Dalam konteks pemberitaan New York Times teranyar, persepsi yang dimaksud adalah bangsa Indonesia adalah bangsa yang pemalas. Pemberitaan tersebut mencoba membingkai bagaimana keengganan orang Indonesia untuk berjalan kaki. Dalam tulisan tersebut disebutkan bahwa Jakarta menjadi gambaran bagaimana Indonesia merupakan negara yang menjadi neraka bagi pejalan kaki.

Baca juga :  Honey Trapping: Kala Rayuan Jadi Spionase

Selain memotret kemalasan bangsa Indonesia menggerakkan kaki, berita tersebut juga memotret pandangan ekspatriat terhadap kebiasaan buruk orang Indonesia. Orang Indonesia dinarasikan memiliki kebiasaan buruk untuk berlama-lama menunggu elevator ketimbang berjalan menggunakan tangga. Selain itu, laporan tersebut juga menggambarkan orang Indonesia adalah mereka yang berdiri mematung di bandara sehingga menghalangi jalan orang asing. Laporan tersebut juga membandingkan kebiasaan orang Barat yang membagi jalur di eskalator bagi orang yang berdiri dan berjalan dengan orang Indonesia yang tidak mengenal konsep tersebut.

Laporan tersebut juga menggambarkan bagaimana kondisi jalan di Indonesia. Di sana ditulis bahwa infrastruktur di Indonesia tidak cukup baik untuk pejalan kaki layaknya di negara lain. Indonesia tidak memiliki cukup banyak trotoar untuk dilalui pejalan kaki. Trotoar yang ada digambarkan sebagai jalan yang compang-camping tanpa penutup lubang dan penuh kabel. Belum lagi kebiasaan pemotor Indonesia yang kerap menyerobot jalur trotoar.
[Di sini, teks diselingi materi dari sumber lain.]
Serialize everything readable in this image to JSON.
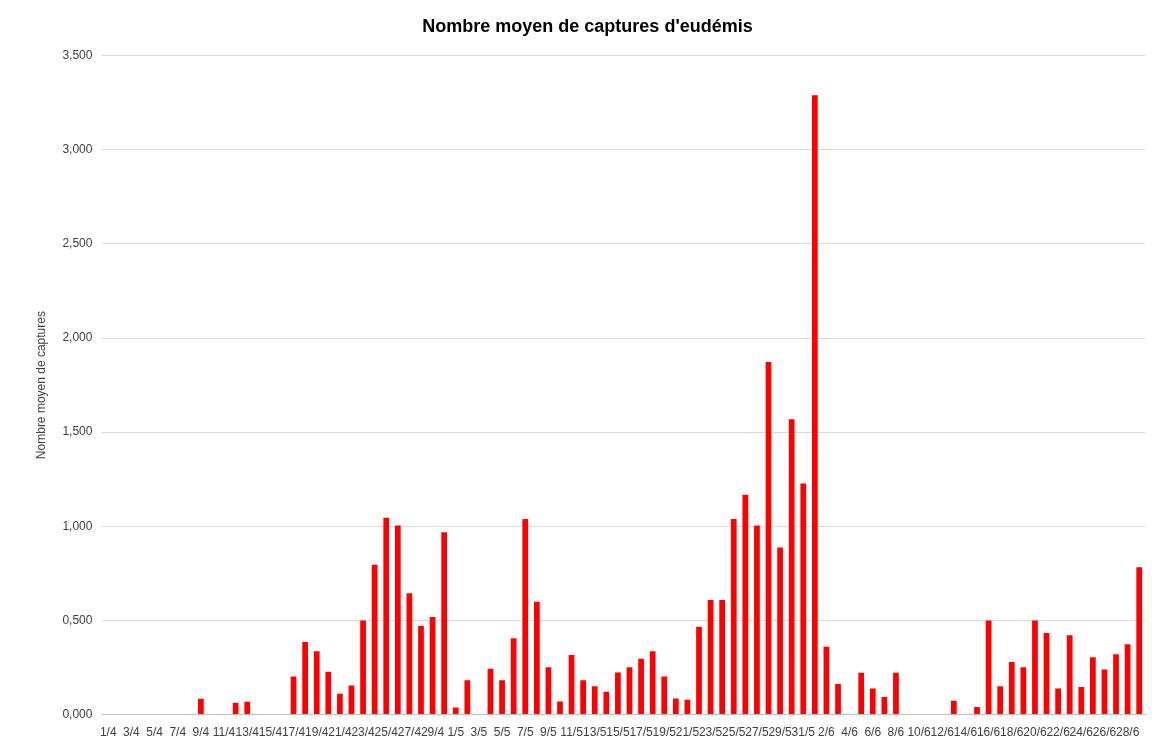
{
  "chart_data": {
    "type": "bar",
    "title": "Nombre moyen de captures d'eudémis",
    "ylabel": "Nombre moyen de captures",
    "categories": [
      "1/4",
      null,
      "3/4",
      null,
      "5/4",
      null,
      "7/4",
      null,
      "9/4",
      null,
      "11/4",
      null,
      "13/4",
      null,
      "15/4",
      null,
      "17/4",
      null,
      "19/4",
      null,
      "21/4",
      null,
      "23/4",
      null,
      "25/4",
      null,
      "27/4",
      null,
      "29/4",
      null,
      "1/5",
      null,
      "3/5",
      null,
      "5/5",
      null,
      "7/5",
      null,
      "9/5",
      null,
      "11/5",
      null,
      "13/5",
      null,
      "15/5",
      null,
      "17/5",
      null,
      "19/5",
      null,
      "21/5",
      null,
      "23/5",
      null,
      "25/5",
      null,
      "27/5",
      null,
      "29/5",
      null,
      "31/5",
      null,
      "2/6",
      null,
      "4/6",
      null,
      "6/6",
      null,
      "8/6",
      null,
      "10/6",
      null,
      "12/6",
      null,
      "14/6",
      null,
      "16/6",
      null,
      "18/6",
      null,
      "20/6",
      null,
      "22/6",
      null,
      "24/6",
      null,
      "26/6",
      null,
      "28/6",
      null
    ],
    "values": [
      0,
      0,
      0,
      0,
      0,
      0,
      0,
      0,
      0.084,
      0,
      0,
      0.063,
      0.068,
      0,
      0,
      0,
      0.203,
      0.385,
      0.337,
      0.228,
      0.111,
      0.154,
      0.5,
      0.796,
      1.045,
      1.004,
      0.645,
      0.47,
      0.518,
      0.968,
      0.038,
      0.183,
      0,
      0.244,
      0.183,
      0.405,
      1.039,
      0.6,
      0.251,
      0.07,
      0.317,
      0.183,
      0.151,
      0.122,
      0.224,
      0.251,
      0.296,
      0.337,
      0.203,
      0.086,
      0.079,
      0.466,
      0.609,
      0.609,
      1.039,
      1.168,
      1.004,
      1.873,
      0.887,
      1.568,
      1.228,
      3.29,
      0.36,
      0.163,
      0,
      0.222,
      0.138,
      0.093,
      0.222,
      0,
      0,
      0,
      0,
      0.073,
      0,
      0.041,
      0.5,
      0.151,
      0.28,
      0.251,
      0.5,
      0.434,
      0.138,
      0.421,
      0.147,
      0.305,
      0.24,
      0.321,
      0.373,
      0.783
    ],
    "color": "#ff0000",
    "ylim": [
      0,
      3.5
    ],
    "yticks": [
      {
        "value": 0,
        "label": "0,000"
      },
      {
        "value": 0.5,
        "label": "0,500"
      },
      {
        "value": 1,
        "label": "1,000"
      },
      {
        "value": 1.5,
        "label": "1,500"
      },
      {
        "value": 2,
        "label": "2,000"
      },
      {
        "value": 2.5,
        "label": "2,500"
      },
      {
        "value": 3,
        "label": "3,000"
      },
      {
        "value": 3.5,
        "label": "3,500"
      }
    ],
    "grid": "y"
  }
}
Persepsi ala Barat terhadap bangsa Indonesia tersebut kemudian membuat pemberitaan abai terhadap masalah sebenarnya. Laporan tersebut gagal menangkap bahwa terdapat hal yang lebih besar ketimbang kebiasaan-kebiasaan yang tertangkap oleh mata jurnalis asing. Dalam konteks pemberitaan tersebut misalnya, perempuan Indonesia memilih menghindari berjalan kaki karena kerap menjadi sasaran empuk pelecehan seksual.

Laporan-laporan jurnalis asing juga kerapkali bias kota besar. Basis koresponden yang berada di ibukota dapat menutup mata sang jurnalis bahwa fenomena yang terpantau tidak selalu berlaku umum di seluruh Indonesia.  Hal ini kemudian menimbulkan generalisasi terburu-buru oleh koresponden yang berbasis di ibukota tersebut. Pada pemberitaan tersebut misalnya tertulis bahwa Jakarta dapat diambil sebagai gambaran enggannya orang Indonesia secara keseluruhan untuk berjalan kaki.

Media Asing Arogan?

Kebebasan pers merupakan sesuatu yang kerap diagung-agungkan bangsa Barat. Sayangnya, kebebasan tersebut acap menjadi bumerang bagi mereka. Merasa diri sebagai pemberi kabar dan watchdog nomor wahid, mereka kemudian merasa dapat melakukan apapun. Perasaan tersebut kemudian terwujud menjadi sebuah arogansi yang menghiasi karya jurnalistik mereka. Hal ini kemudian membuat berita yang dihasilkan seolah hanya memikirkan sensasi belaka.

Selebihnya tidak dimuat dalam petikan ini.